Scenario B: V4.1 plateaus at ~0.476 (same as V4), eval/extraction still ≈ 0.17

Conclusion: Parser fix didn't help — the model can't produce valid JSON at 0.5B.
V4.2 = Switch base model.

Use Polygl0t/Tucano2-qwen-0.5B-Base (no APO, no SFT) with a minimal SFT warm-up first:

# Step 1: 1-epoch SFT on extraction pairs only (~590 pairs)
# 30 minutes on L4, teaches JSON output format
MODEL_ID = "Polygl0t/Tucano2-qwen-0.5B-Base"
# SFT with loss on assistant turns only, 1 epoch

# Step 2: Same V4.1 GRPO config on top of SFT checkpoint
# If extraction still fails after SFT warm-up → 0.5B genuinely can't do structured output
# → skip 0.5B entirely, go directly to 3.7B-Instruct

Scenario C: V4.1 eval improves but one task type lags far behind others

Conclusion: Task imbalance or reward function ceiling on the lagging task.
V4.2 = Targeted fix for the weakest task. Identify it from eval/extraction, eval/sql_qa, eval/insights, eval/push breakdown, then apply ONE of:

If extraction lags (reward < 0.25 at step 600):
Reward function ceiling. Add semantic field-value scoring:

# In reward_extraction: add bonus for correct field VALUES, not just field PRESENCE
if data.get("sentiment") in VALID_SENTIMENTS:    score += 0.05  # was already there
# Add: exact-match bonus against reference answer if available
# Add: partial credit for correct complaint_category even if sentiment wrong

If sql_qa lags (reward < 0.20 at step 600):
Capacity limit at 0.5B for analytical tasks. Accept this and plan 3.7B for sql_qa. Keep 0.5B for extraction+push only, route sql_qa+insights to 3.7B in production.

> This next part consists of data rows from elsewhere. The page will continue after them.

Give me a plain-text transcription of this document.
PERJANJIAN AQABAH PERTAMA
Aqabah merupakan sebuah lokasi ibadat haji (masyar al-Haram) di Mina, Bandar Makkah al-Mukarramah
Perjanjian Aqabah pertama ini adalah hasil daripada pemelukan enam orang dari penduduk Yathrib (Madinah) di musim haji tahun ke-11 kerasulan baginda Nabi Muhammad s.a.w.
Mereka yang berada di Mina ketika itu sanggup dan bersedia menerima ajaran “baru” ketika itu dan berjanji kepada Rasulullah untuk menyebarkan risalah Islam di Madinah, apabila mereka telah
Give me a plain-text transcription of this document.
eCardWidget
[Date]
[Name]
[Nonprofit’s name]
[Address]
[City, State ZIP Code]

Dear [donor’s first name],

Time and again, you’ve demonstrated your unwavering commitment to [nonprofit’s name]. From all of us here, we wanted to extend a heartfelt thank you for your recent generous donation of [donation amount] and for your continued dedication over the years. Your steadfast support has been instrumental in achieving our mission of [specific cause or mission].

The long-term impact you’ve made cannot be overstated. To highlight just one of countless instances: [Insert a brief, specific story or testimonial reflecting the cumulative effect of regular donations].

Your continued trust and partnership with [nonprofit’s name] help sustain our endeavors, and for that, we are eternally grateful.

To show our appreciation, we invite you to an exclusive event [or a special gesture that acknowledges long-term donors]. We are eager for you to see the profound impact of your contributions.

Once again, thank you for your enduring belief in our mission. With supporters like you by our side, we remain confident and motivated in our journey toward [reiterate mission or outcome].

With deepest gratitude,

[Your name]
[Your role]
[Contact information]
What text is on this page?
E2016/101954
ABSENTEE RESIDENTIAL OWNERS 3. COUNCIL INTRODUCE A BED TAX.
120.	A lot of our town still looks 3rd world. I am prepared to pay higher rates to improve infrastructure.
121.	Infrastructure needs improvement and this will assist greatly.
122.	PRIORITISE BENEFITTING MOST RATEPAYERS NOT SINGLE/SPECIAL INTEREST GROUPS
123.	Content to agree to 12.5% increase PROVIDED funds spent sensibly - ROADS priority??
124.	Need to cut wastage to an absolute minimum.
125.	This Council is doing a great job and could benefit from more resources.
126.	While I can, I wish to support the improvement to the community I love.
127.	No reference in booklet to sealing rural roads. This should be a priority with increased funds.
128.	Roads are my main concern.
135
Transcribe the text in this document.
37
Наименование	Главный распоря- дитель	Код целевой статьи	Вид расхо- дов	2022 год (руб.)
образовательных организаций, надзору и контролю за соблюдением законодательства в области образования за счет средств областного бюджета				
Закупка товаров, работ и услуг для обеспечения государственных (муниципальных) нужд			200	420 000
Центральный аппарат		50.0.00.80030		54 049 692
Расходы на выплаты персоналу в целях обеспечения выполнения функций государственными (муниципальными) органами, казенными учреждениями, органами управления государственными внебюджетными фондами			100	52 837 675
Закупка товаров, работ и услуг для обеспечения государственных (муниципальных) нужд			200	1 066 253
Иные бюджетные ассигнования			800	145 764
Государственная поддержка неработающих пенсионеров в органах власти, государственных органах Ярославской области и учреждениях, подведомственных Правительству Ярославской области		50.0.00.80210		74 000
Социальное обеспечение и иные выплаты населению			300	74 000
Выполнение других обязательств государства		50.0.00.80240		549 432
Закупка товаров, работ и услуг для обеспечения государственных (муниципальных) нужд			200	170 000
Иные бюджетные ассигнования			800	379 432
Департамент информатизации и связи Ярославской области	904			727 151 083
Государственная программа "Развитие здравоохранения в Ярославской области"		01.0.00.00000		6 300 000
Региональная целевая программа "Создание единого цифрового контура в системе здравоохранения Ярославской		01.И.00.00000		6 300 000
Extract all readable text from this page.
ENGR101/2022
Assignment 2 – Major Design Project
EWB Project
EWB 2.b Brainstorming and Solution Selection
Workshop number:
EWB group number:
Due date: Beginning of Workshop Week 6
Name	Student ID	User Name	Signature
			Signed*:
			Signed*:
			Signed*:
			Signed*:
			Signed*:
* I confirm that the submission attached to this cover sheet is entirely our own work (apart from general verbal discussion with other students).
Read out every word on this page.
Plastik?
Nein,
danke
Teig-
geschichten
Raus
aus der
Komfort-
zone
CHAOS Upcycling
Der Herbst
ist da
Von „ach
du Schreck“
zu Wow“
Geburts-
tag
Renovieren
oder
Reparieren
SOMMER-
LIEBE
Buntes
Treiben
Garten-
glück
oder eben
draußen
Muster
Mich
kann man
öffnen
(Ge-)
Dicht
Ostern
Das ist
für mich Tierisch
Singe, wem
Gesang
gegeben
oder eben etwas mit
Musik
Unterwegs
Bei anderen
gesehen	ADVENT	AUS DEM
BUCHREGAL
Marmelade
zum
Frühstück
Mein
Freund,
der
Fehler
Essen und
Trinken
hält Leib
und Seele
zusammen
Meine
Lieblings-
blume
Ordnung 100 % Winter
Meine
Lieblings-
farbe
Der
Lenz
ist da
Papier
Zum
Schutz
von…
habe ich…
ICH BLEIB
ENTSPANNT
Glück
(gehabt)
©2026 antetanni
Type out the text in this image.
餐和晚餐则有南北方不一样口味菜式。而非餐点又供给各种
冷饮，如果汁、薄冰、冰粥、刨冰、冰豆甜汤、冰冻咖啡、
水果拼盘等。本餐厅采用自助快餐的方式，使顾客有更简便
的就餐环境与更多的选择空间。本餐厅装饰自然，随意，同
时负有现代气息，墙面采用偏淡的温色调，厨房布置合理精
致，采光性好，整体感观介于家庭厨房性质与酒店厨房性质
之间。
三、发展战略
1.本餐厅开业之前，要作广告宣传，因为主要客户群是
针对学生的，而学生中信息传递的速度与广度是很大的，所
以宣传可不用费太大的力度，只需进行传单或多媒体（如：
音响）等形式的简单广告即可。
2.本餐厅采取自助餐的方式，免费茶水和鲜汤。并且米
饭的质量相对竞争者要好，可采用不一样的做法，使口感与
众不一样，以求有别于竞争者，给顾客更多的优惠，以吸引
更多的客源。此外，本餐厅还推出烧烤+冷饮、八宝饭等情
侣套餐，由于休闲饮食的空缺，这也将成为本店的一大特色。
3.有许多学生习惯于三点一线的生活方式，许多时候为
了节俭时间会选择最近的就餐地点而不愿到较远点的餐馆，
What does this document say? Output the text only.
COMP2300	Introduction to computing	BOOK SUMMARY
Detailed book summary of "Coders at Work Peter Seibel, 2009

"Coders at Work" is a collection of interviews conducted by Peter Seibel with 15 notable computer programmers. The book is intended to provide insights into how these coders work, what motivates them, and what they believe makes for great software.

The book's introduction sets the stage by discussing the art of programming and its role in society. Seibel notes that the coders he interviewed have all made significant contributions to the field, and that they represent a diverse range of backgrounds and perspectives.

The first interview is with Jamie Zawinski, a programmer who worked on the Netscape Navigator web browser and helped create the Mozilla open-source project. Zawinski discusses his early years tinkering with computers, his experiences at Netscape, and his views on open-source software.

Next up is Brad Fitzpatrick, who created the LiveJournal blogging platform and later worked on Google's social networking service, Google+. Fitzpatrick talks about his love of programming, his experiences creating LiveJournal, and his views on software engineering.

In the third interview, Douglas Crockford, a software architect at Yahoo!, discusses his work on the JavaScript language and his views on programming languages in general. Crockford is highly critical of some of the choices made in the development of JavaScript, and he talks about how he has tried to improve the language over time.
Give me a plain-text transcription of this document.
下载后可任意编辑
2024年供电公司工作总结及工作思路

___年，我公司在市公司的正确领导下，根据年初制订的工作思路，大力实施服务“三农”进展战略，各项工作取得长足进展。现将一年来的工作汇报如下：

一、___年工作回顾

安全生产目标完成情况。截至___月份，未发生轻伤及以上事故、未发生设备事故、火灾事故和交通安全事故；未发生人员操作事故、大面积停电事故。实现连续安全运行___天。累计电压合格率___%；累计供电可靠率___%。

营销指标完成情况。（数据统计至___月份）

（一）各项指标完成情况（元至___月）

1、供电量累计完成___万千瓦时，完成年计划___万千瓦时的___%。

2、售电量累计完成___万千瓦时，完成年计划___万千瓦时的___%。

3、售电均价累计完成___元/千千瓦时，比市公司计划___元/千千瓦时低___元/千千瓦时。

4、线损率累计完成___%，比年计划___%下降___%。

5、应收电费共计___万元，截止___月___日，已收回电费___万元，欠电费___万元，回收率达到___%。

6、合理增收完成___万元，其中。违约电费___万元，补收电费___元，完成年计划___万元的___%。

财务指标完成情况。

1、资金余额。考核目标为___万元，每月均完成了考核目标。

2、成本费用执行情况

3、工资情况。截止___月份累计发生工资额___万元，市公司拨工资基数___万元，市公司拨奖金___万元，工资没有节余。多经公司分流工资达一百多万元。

If insights lags (reward < 0.20 at step 600):
Most likely data starvation (only ~148 insights prompts in training set). Generate 200 more insights pairs from commerce.db before V4.2:

# Quick synthetic expansion using existing generate_pairs.py logic
# Target: 350 total insights pairs (was 148)
# Source: random sample from orders_enriched WHERE sentiment='negative'

Decision Tree

Run V4.1 (600 steps, 5e-6 LR, constant schedule, parser fix)
        │
        ├─ eval ≥ 0.55 at step 600?
        │       YES → Scenario A: Scale to 3.7B-Instruct with V4.1 config
        │
        ├─ eval plateaus at ~0.476 AND extraction still ≈ 0.17?
        │       YES → Scenario B: Switch to 0.5B-Base with SFT warm-up
        │
        └─ eval improves but one task type consistently < 0.20?
                YES → Scenario C: Targeted fix for weakest task
                      sql_qa weak → accept, plan 3.7B
                      insights weak → generate more pairs
                      extraction weak → refine reward function

V4 validated the recipe. V4.1 exhausts 0.5B before spending 3.7B compute.